Loss Estimates based on Faulty Assumptions

It is not my intention here to quibble with the New Zealand study, (although some of its conclusions are highly questionable, and I intend to examine it further in a future blog), but suffice to say that it was based on the very particular situation of New Zealand, (which must have a very low level of domestic creative production if indeed the extension of the term of copyright protection by twenty years leads to an outflow of funds to the extent reported). However, to apply those estimates to Canada by simply taking the New Zealand numbers and multiplying them by a factor of two (or nine, because the New Zealand economy is about 1/9th the size of Canada’s) or any other arbitrary number is, to say the least, like comparing small apples to big oranges. The US economy is ten times larger than the Canadian economy. Does it then follow that the losses to the US economy would be theoretically over $4.5 billion (based on the Excess Copyright calculation of losses to Canada) if the US were in a similar situation? That of course is utter nonsense because each country’s circumstances are unique in terms of creative industries.
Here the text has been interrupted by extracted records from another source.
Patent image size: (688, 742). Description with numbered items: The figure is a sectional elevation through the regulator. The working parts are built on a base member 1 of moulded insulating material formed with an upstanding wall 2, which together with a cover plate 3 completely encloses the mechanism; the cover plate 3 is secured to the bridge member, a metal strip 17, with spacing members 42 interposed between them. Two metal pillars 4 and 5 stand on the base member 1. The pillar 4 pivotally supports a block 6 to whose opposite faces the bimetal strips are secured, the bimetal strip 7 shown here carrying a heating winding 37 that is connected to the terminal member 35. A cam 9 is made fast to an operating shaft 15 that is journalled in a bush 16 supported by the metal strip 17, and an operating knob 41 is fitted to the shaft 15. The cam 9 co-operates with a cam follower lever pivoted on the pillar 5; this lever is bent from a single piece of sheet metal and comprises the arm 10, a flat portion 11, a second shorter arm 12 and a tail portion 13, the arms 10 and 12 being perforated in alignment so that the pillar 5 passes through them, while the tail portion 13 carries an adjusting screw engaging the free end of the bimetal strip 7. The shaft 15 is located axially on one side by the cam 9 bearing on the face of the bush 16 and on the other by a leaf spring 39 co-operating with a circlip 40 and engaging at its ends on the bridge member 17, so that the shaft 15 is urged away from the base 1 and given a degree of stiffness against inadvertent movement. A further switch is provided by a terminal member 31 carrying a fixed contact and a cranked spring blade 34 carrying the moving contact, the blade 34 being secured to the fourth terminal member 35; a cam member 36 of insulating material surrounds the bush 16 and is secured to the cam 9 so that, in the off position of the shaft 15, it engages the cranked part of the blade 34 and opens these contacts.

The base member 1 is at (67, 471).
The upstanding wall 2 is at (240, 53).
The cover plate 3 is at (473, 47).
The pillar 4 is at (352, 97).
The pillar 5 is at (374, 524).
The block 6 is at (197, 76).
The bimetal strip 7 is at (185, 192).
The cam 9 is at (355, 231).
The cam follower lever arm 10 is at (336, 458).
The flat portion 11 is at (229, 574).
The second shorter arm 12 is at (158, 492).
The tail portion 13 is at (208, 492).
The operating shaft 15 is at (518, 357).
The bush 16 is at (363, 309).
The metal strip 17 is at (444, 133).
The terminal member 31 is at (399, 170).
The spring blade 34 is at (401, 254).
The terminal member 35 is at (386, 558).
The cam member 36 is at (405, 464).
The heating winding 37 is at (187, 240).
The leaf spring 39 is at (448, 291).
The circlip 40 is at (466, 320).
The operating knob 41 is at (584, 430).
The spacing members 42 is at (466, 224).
Base estimates on the established facts

In fact, there has been a study of the cost of copyright extension in Canada, done for Industry Canada in 2005 by University of Montreal economist Abraham Hollander. That study concluded that the increased cost of extending copyright terms was insignificant. Hollander’s study stated that, “user cost may increase slightly in response to a higher cost of locating right holders” and that “a longer protection term will likely contribute in a small way to an outflow of royalties from Canada”. Based on the latest numbers available at the time of the study, that estimate of costs to Canada was about $2.5 million. Not hundreds of millions; not a hundred million. That study was conducted ten years ago, and needs to be updated, but it is the only credible and reliable study to date. Given the growing creativity of Canada’s artistic community, from performers to writers to film-makers, one can just as easily speculate that any outflow of royalties could by now have been reversed and term extension could lead to a net inflow of revenues to the Canadian economy.

Benefits of Term Extension for Canadian Culture

One thing that is certain is that a longer term of copyright protection will provide additional revenues, and thus incentives, to domestic creators in Canada. While this does not alter the relative welfare within the country (as the additional payments by consumers to creators stay within Canada), the measure supports Canadian cultural industries and increases the incentives to invest in new production.

The opponents of the TPP have resorted to scare-mongering about the alleged costs to Canada of copyright term extension based on dodgy calculations and questionable studies that are inapplicable to Canada. Not only is the net cost to the country likely a wash (it could even be slightly positive), but extending the term of protection will provide significant benefits to Canadian creators and creative industries, in the process providing additional needed support to strengthen Canadian culture.